India's demand for a root server would cut latency for algo traders and cloud services, and test ICANN's multistakeholder model against rising geopolitical pressure to decentralise internet infrastructure.
India's government has formally asked ICANN to locate a root server in the country, a senior official said Friday. Speaking at a NIXI event, Ministry of Electronics and IT Secretary S Krishnan said one server should be placed in India to serve the nation's internet user base. "We have been pushing for locating a root server in India given the number of people who use the internet and in terms of long-term resilience of the internet system itself," Krishnan said.
Root servers are the internet's core address books. When someone types a website or sends an email, the query goes to one of 13 root nameserver operators, mostly based in the United States, which resolve the domain and direct the user. A server inside India would cut round-trip time to a fraction of the current latency. That matters for algorithmic traders, cloud infrastructure, and real-time video services that lose milliseconds on each DNS lookup.
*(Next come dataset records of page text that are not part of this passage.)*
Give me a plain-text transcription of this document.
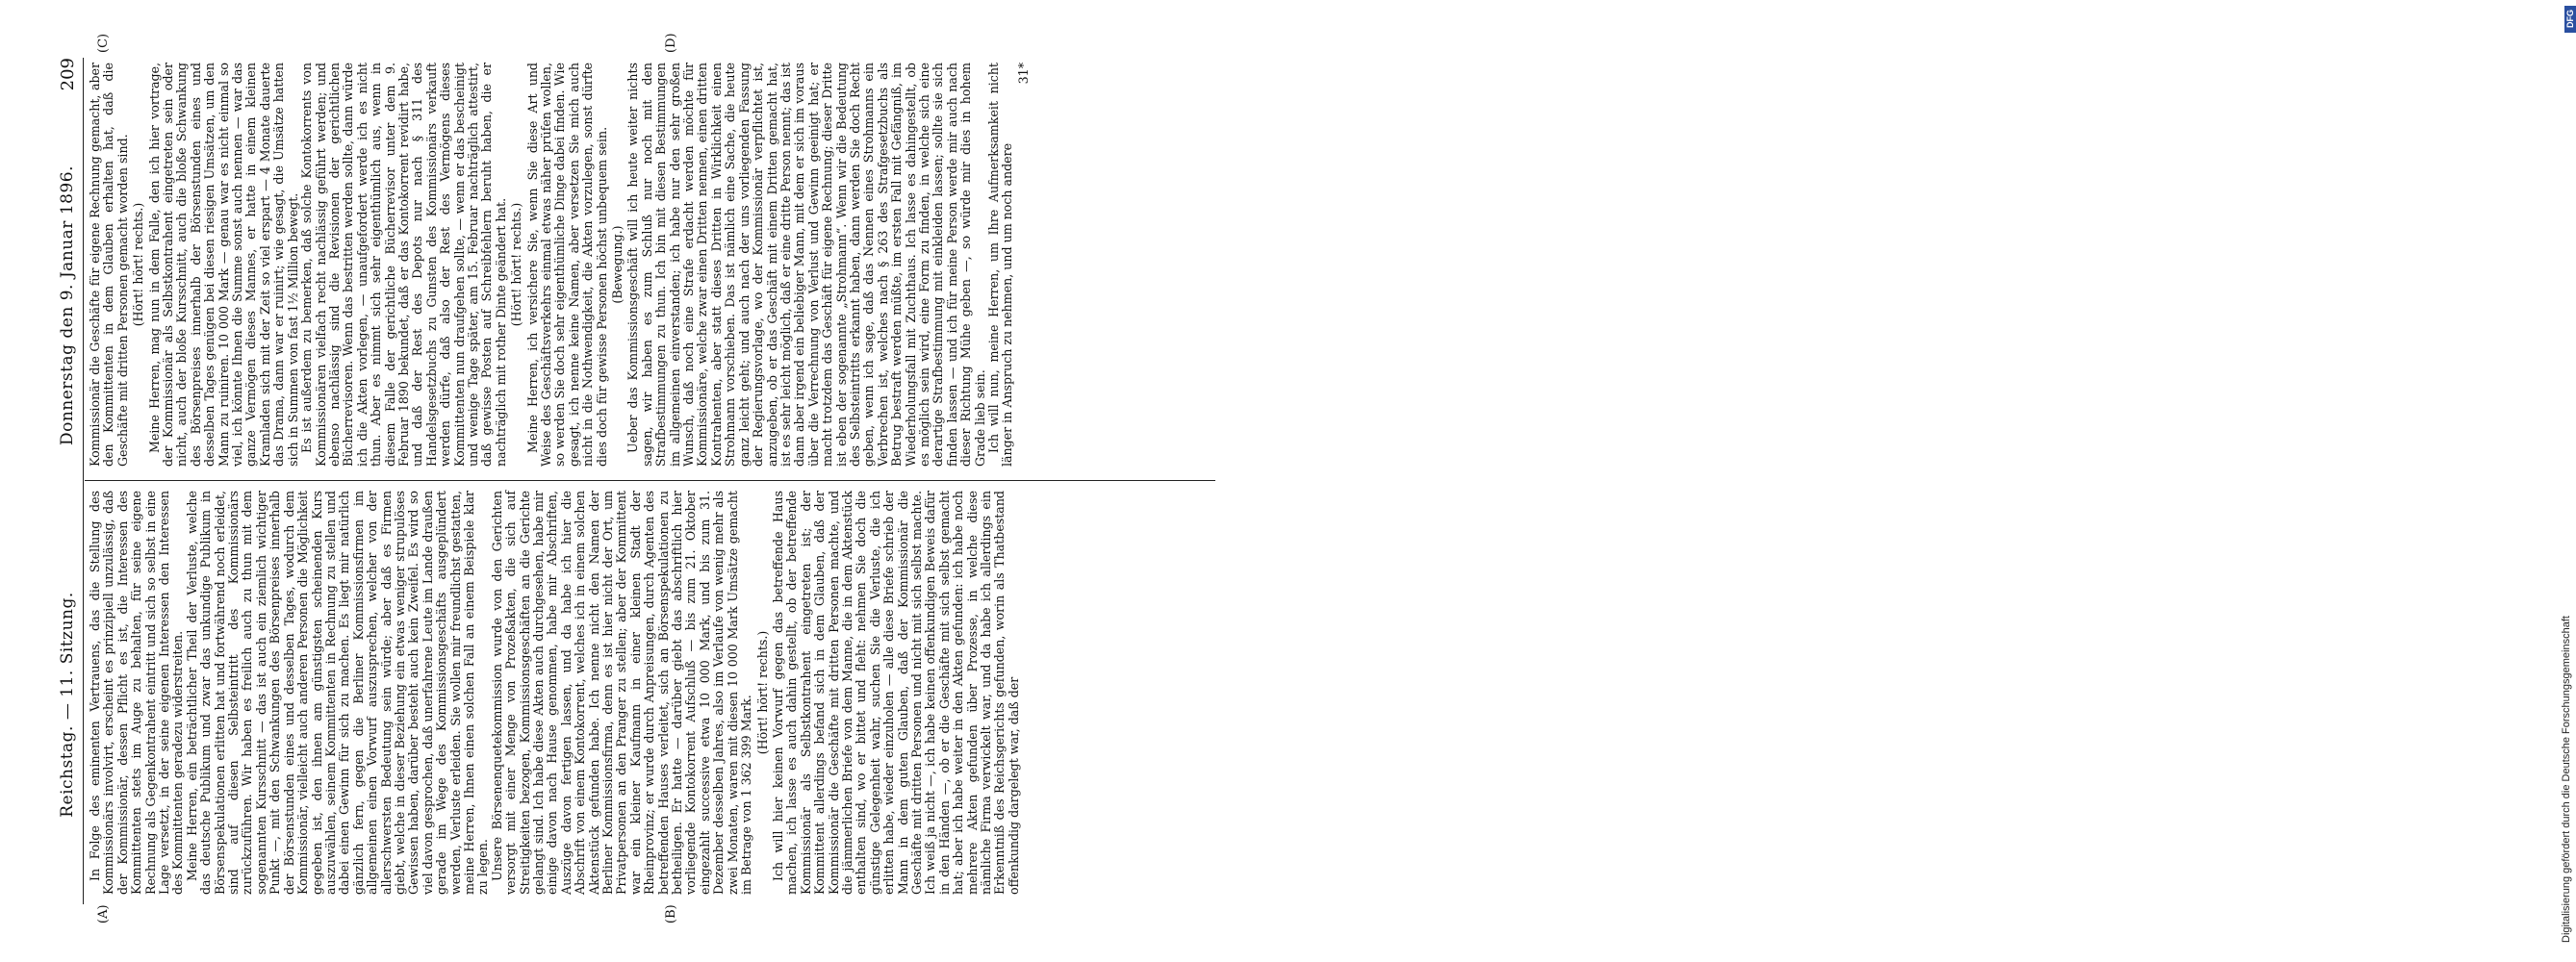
Reichstag. — 11. Sitzung.
Donnerstag den 9. Januar 1896.
209
(A)	(B)
(C)	(D)

In Folge des eminenten Vertrauens, das die Stellung des Kommissionärs involvirt, erscheint es prinzipiell unzulässig, daß der Kommissionär, dessen Pflicht es ist, die Interessen des Kommittenten stets im Auge zu behalten, für seine eigene Rechnung als Gegenkontrahent eintritt und sich so selbst in eine Lage versetzt, in der seine eigenen Interessen den Interessen des Kommittenten geradezu widerstreiten. Meine Herren, ein beträchtlicher Theil der Verluste, welche das deutsche Publikum und zwar das unkundige Publikum in Börsenspekulationen erlitten hat und fortwährend noch erleidet, sind auf diesen Selbsteintritt des Kommissionärs zurückzuführen. Wir haben es freilich auch zu thun mit dem sogenannten Kursschnitt — das ist auch ein ziemlich wichtiger Punkt —, mit den Schwankungen des Börsenpreises innerhalb der Börsenstunden eines und desselben Tages, wodurch dem Kommissionär, vielleicht auch anderen Personen die Möglichkeit gegeben ist, den ihnen am günstigsten scheinenden Kurs auszuwählen, seinem Kommittenten in Rechnung zu stellen und dabei einen Gewinn für sich zu machen. Es liegt mir natürlich gänzlich fern, gegen die Berliner Kommissionsfirmen im allgemeinen einen Vorwurf auszusprechen, welcher von der allerschwersten Bedeutung sein würde; aber daß es Firmen giebt, welche in dieser Beziehung ein etwas weniger strupulöses Gewissen haben, darüber besteht auch kein Zweifel. Es wird so viel davon gesprochen, daß unerfahrene Leute im Lande draußen gerade im Wege des Kommissionsgeschäfts ausgeplündert werden, Verluste erleiden. Sie wollen mir freundlichst gestatten, meine Herren, Ihnen einen solchen Fall an einem Beispiele klar zu legen. Unsere Börsenenquetekommission wurde von den Gerichten versorgt mit einer Menge von Prozeßakten, die sich auf Streitigkeiten bezogen, Kommissionsgeschäften an die Gerichte gelangt sind. Ich habe diese Akten auch durchgesehen, habe mir einige davon nach Hause genommen, habe mir Abschriften, Auszüge davon fertigen lassen, und da habe ich hier die Abschrift von einem Kontokorrent, welches ich in einem solchen Aktenstück gefunden habe. Ich nenne nicht den Namen der Berliner Kommissionsfirma, denn es ist hier nicht der Ort, um Privatpersonen an den Pranger zu stellen; aber der Kommittent war ein kleiner Kaufmann in einer kleinen Stadt der Rheinprovinz; er wurde durch Anpreisungen, durch Agenten des betreffenden Hauses verleitet, sich an Börsenspekulationen zu betheiligen. Er hatte — darüber giebt das abschriftlich hier vorliegende Kontokorrent Aufschluß — bis zum 21. Oktober eingezahlt successive etwa 10 000 Mark, und bis zum 31. Dezember desselben Jahres, also im Verlaufe von wenig mehr als zwei Monaten, waren mit diesen 10 000 Mark Umsätze gemacht im Betrage von 1 362 399 Mark.

(Hört! hört! rechts.) Ich will hier keinen Vorwurf gegen das betreffende Haus machen, ich lasse es auch dahin gestellt, ob der betreffende Kommissionär als Selbstkontrahent eingetreten ist; der Kommittent allerdings befand sich in dem Glauben, daß der Kommissionär die Geschäfte mit dritten Personen machte, und die jämmerlichen Briefe von dem Manne, die in dem Aktenstück enthalten sind, wo er bittet und fleht: nehmen Sie doch die günstige Gelegenheit wahr, suchen Sie die Verluste, die ich erlitten habe, wieder einzuholen — alle diese Briefe schrieb der Mann in dem guten Glauben, daß der Kommissionär die Geschäfte mit dritten Personen und nicht mit sich selbst machte. Ich weiß ja nicht —, ich habe keinen offenkundigen Beweis dafür in den Händen —, ob er die Geschäfte mit sich selbst gemacht hat; aber ich habe weiter in den Akten gefunden: ich habe noch mehrere Akten gefunden über Prozesse, in welche diese nämliche Firma verwickelt war, und da habe ich allerdings ein Erkenntniß des Reichsgerichts gefunden, worin als Thatbestand offenkundig dargelegt war, daß der

Kommissionär die Geschäfte für eigene Rechnung gemacht, aber den Kommittenten in dem Glauben erhalten hat, daß die Geschäfte mit dritten Personen gemacht worden sind. (Hört! hört! rechts.) Meine Herren, mag nun in dem Falle, den ich hier vortrage, der Kommissionär als Selbstkontrahent eingetreten sein oder nicht, auch der bloße Kursschnitt, auch die bloße Schwankung des Börsenpreises innerhalb der Börsenstunden eines und desselben Tages genügen bei diesen riesigen Umsätzen, um den Mann zu ruiniren. 10 000 Mark — genau war es nicht einmal so viel, ich könnte Ihnen die Summe sonst auch nennen — war das ganze Vermögen dieses Mannes, er hatte in einem kleinen Kramladen sich mit der Zeit so viel erspart — 4 Monate dauerte das Drama, dann war er ruinirt; wie gesagt, die Umsätze hatten sich in Summen von fast 1½ Million bewegt. Es ist außerdem zu bemerken, daß solche Kontokorrents von Kommissionären vielfach recht nachlässig geführt werden; und ebenso nachlässig sind die Revisionen der gerichtlichen Bücherrevisoren. Wenn das bestritten werden sollte, dann würde ich die Akten vorlegen, — unaufgefordert werde ich es nicht thun. Aber es nimmt sich sehr eigenthümlich aus, wenn in diesem Falle der gerichtliche Bücherrevisor unter dem 9. Februar 1890 bekundet, daß er das Kontokorrent revidirt habe, und daß der Rest des Depots nur nach § 311 des Handelsgesetzbuchs zu Gunsten des Kommissionärs verkauft werden dürfe, daß also der Rest des Vermögens dieses Kommittenten nun draufgehen sollte, — wenn er das bescheinigt und wenige Tage später, am 15. Februar nachträglich attestirt, daß gewisse Posten auf Schreibfehlern beruht haben, die er nachträglich mit rother Dinte geändert hat. (Hört! hört! rechts.) Meine Herren, ich versichere Sie, wenn Sie diese Art und Weise des Geschäftsverkehrs einmal etwas näher prüfen wollen, so werden Sie doch sehr eigenthümliche Dinge dabei finden. Wie gesagt, ich nenne keine Namen, aber versetzen Sie mich auch nicht in die Nothwendigkeit, die Akten vorzulegen, sonst dürfte dies doch für gewisse Personen höchst unbequem sein. (Bewegung.) Ueber das Kommissionsgeschäft will ich heute weiter nichts sagen, wir haben es zum Schluß nur noch mit den Strafbestimmungen zu thun. Ich bin mit diesen Bestimmungen im allgemeinen einverstanden; ich habe nur den sehr großen Wunsch, daß noch eine Strafe erdacht werden möchte für Kommissionäre, welche zwar einen Dritten nennen, einen dritten Kontrahenten, aber statt dieses Dritten in Wirklichkeit einen Strohmann vorschieben. Das ist nämlich eine Sache, die heute ganz leicht geht; und auch nach der uns vorliegenden Fassung der Regierungsvorlage, wo der Kommissionär verpflichtet ist, anzugeben, ob er das Geschäft mit einem Dritten gemacht hat, ist es sehr leicht möglich, daß er eine dritte Person nennt; das ist dann aber irgend ein beliebiger Mann, mit dem er sich im voraus über die Verrechnung von Verlust und Gewinn geeinigt hat; er macht trotzdem das Geschäft für eigene Rechnung; dieser Dritte ist eben der sogenannte „Strohmann“. Wenn wir die Bedeutung des Selbsteintritts erkannt haben, dann werden Sie doch Recht geben, wenn ich sage, daß das Nennen eines Strohmanns ein Verbrechen ist, welches nach § 263 des Strafgesetzbuchs als Betrug bestraft werden müßte, im ersten Fall mit Gefängniß, im Wiederholungsfall mit Zuchthaus. Ich lasse es dahingestellt, ob es möglich sein wird, eine Form zu finden, in welche sich eine derartige Strafbestimmung mit einkleiden lassen; sollte sie sich finden lassen — und ich für meine Person werde mir auch nach dieser Richtung Mühe geben —, so würde mir dies in hohem Grade lieb sein. Ich will nun, meine Herren, um Ihre Aufmerksamkeit nicht länger in Anspruch zu nehmen, und um noch andere

31*
DFG
Digitalisierung gefördert durch die Deutsche Forschungsgemeinschaft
Algo trading feeds, streaming platforms, and video-conferencing apps all depend on fast resolution – a local root server would shave off roughly 50–70 milliseconds on average per request.
Most governments have pushed for locational diversity in root server placement, citing security and cyber espionage risks from concentrating the system in one country. India's request follows that global trend. During a coordinated attack on US-based root servers, queries from Indian users could continue uninterrupted through a local copy.
Krishnan acknowledged the process is lengthy. "There are other ways in which we are making sure that adequate memory is there, mirror sites are there. We are building resilience," he said. India already uses anycast instances – mirror copies of the root zone – operated by local internet exchange points. Those reduce latency but do not change the governance structure. A full root server in India would give the government a direct role in ICANN's root zone management, something no Indian entity currently holds.
The push also has a geopolitical edge. India joins China, the European Union, and several other countries that want root server infrastructure distributed beyond US borders. The current system, overseen by ICANN under a US government contract, has been criticised by authoritarian and democratic governments alike for its centralisation. India's demand tests whether ICANN's multistakeholder model can accommodate a large sovereign request without disrupting the existing technical arrangements.
"It's important from the overall internet governance point of view that the infrastructure is spread throughout the world," Krishnan said. ICANN's next public meeting is set for June in Marrakech. No formal timeline has been announced for a decision on India's request.